A fim de obter uma boa harmonização, é preciso que, do ponto de vista olfativo, os aromas da bebida sejam tão marcantes quanto são os perfumes do prato, enquanto as características gustativas devem ser marcantes em ambos os elementos.
Se isso vale para as bebidas que apresentam perfumes e sabores dominantes, no caso da harmonização da comida com a água, ao contrário, teremos apenas uma parte dos componentes vistos acima: aqueles que envolvem o gosto e o tato.
Na água estão presentes somente alguma das substâncias organolépticas encontradas na cerveja e no vinho, principalmente associadas as sensações ácidas, sápidas e até amarga e adstringente. Irrelevantes são as substancias aromáticas, com exceção de algumas águas de origem vulcânicas, sulfurosas ou ferrosas.
Neste ponto de vista, a harmonização da comida e da água devera responder a alguns critérios simples baseados na regra de equilíbrio gustativo e de afinidade.

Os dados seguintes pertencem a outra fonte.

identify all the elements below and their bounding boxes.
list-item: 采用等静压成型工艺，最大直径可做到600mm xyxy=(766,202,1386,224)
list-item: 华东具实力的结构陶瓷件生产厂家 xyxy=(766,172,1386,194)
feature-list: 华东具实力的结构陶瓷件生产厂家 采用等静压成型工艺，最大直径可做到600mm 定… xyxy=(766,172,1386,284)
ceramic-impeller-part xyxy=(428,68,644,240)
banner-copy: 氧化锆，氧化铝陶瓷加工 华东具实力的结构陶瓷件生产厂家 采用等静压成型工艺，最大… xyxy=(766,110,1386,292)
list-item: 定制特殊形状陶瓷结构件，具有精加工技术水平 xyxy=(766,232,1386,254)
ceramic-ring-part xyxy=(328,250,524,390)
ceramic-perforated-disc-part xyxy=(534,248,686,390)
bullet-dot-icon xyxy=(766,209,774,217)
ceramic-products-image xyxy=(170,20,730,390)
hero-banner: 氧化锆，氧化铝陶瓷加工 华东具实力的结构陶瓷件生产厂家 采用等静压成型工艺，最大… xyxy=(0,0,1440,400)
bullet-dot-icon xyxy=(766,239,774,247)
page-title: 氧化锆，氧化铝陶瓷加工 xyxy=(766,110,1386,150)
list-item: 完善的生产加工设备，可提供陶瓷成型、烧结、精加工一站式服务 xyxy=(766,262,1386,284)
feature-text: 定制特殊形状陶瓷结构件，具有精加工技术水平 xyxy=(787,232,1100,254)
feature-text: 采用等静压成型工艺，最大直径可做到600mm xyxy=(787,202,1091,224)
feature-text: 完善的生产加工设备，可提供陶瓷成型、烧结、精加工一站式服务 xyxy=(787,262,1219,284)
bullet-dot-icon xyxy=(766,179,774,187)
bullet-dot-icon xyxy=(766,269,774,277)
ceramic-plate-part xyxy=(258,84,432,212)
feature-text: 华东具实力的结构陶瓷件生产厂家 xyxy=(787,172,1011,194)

Tais critérios prevêem, no extremo da escala, as seguintes harmonizações sugeridas:

– prato de sabor delicado e de consistência macia – água discretamente mineralizada (ou sem efervescência);
– prato com muito sabor e consistente – água mineral efervescente.

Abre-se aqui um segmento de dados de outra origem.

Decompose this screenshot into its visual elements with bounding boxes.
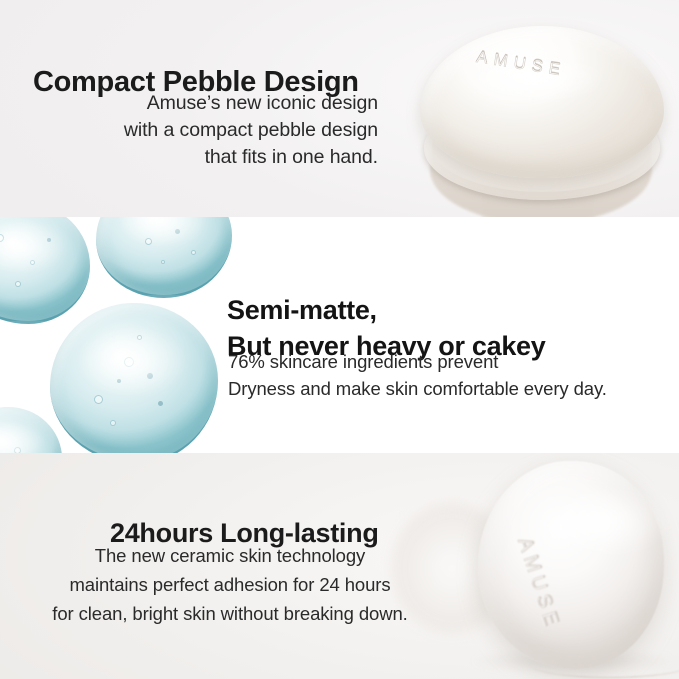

No meio destas duas situações opostas estão todas as outras possibilidades de harmonizações, nas quais, como no caso do vinho e da cerveja, vigora a regra do contraste.

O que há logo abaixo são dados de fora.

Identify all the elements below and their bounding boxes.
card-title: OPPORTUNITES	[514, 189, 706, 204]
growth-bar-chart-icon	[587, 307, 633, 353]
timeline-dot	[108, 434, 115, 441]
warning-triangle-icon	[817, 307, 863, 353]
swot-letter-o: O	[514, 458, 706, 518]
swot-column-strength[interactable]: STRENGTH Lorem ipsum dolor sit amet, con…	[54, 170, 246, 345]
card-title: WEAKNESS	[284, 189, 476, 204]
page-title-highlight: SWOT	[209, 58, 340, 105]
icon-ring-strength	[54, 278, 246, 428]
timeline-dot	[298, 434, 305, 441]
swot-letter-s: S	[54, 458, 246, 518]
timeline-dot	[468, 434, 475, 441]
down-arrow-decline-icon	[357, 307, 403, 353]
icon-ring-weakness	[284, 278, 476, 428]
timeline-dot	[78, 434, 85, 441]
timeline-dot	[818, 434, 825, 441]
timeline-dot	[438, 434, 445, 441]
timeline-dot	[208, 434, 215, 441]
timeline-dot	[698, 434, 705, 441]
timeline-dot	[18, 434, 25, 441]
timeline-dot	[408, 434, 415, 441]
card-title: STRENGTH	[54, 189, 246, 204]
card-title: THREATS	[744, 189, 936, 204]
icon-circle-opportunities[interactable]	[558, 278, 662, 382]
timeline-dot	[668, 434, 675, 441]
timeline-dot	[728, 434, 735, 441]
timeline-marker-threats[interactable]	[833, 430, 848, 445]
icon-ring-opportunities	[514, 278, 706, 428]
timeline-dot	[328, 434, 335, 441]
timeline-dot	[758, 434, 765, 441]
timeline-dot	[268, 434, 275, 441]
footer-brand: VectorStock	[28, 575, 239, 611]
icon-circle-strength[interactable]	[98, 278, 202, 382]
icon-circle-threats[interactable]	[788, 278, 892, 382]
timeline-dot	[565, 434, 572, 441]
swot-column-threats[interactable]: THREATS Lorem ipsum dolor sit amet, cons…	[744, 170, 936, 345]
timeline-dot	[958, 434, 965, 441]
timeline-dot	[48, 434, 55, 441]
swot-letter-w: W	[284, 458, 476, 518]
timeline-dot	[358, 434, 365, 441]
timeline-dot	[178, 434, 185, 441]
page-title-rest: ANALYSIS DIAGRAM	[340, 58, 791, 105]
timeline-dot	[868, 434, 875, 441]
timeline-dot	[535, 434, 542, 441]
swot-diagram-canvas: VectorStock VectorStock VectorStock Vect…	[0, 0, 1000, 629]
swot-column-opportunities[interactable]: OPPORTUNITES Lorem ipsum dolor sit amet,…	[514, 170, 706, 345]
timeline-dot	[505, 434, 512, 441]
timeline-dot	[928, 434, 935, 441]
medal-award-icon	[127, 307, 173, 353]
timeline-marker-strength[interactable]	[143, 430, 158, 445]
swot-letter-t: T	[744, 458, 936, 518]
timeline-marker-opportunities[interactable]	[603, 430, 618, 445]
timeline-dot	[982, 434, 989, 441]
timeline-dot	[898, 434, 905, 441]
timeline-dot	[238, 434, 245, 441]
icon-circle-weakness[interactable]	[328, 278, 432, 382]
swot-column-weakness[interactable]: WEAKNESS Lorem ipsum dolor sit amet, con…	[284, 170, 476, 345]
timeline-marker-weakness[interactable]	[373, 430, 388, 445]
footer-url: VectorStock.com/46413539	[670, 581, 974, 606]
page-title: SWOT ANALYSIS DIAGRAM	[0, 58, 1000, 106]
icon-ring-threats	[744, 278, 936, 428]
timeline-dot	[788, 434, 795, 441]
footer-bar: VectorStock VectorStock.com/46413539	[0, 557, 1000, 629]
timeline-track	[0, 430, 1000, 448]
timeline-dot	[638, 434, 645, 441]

De maneira livre, portanto, podemos ter água acida e efervescente com pratos de tendência gordurosa e água sápida com prato insípido ou de ligeira tendência ao doce.
Importante em tudo isso, é não esquecer também do gosto pessoal que pode condicionar o sucesso de harmonização, limitando muito o prazer. Como no caso de outras bebidas, de fato, a melhor água é aquela que termina primeiro na mesa.

CLASSIFICAÇÃO DAS ÁGUAS MINERAIS NATURAIS
Segundo o Código de Águas do Brasil (decreto-lei 7.841, de 8/08/45), em seu artigo 1°, águas minerais naturais “são aquelas provenientes de fontes naturais ou de fontes artificialmente captadas que possuam composição química ou propriedades físicas ou físico-químicas distintas das águas comuns, com características que lhes confiram uma ação.medicamentosa”.Neste código as águas minerais naturais são classificadas segundo suas características permanentes e segundo as características inerentes às fontes.
1- CARACTERÍSTICAS PERMANENTES
Quanto à composição química, as águas minerais naturais são assim classificadas:
· I – Oligominerais: aquelas que contêm diversos tipos de sais, todos em baixa concentração.
· II – Radíferas: quando contêm substâncias radioativas dissolvidas.
· III – Alcalina-bicarbonatadas: as que contêm, por litro, uma quantidade de compostos alcalinos equivalentes a, no mínimo, a 0,200g de bicarbonato de sódio.
· IV – Alcalino-terrosas: as que contêm, por litro, uma quantidade de alcalinos terrosos equivalentes a, no mínimo, 0,120g de carbonato de cálcio, distinguindo-se:
o IVa – Alcalino-terrosas cálcicas.
o IV.b – Alcalino-terrosas magnesianas.
· V- Sulfatadas: as que contêm, por litro, no mínimo, 0,100g do ânion SO4, combinado aos cátion Na, K e Mg.
· VI- Sulfurosas: as que contêm, no mínimo, 0,001g do ânion S.
· VII-Nitratadas: as que contêm, por litro, no mínimo, 0,100g de ânion NO3 de origem mineral.
· VIII- Cloretadas: as que contêm, por litro, no mínimo, 0,500g de NaCl.
· IX- Ferruginosas: as que contêm, por litro, no mínimo. 0,005g de cátion Fe.
X- Radioativas: as que contêm radônio em dissolução.
· XI- Toriativas: as que possuem, por litro, no mínimo, um teor em torônio em dissolução equivalente, em unidades eletrostáticas, a 2 unidades Mache.
· XII- Carbogasosas: as que contêm, por litro, 200ml de gás carbônico livre dissolvido, a 20°C e 760mm de Hg de pressão.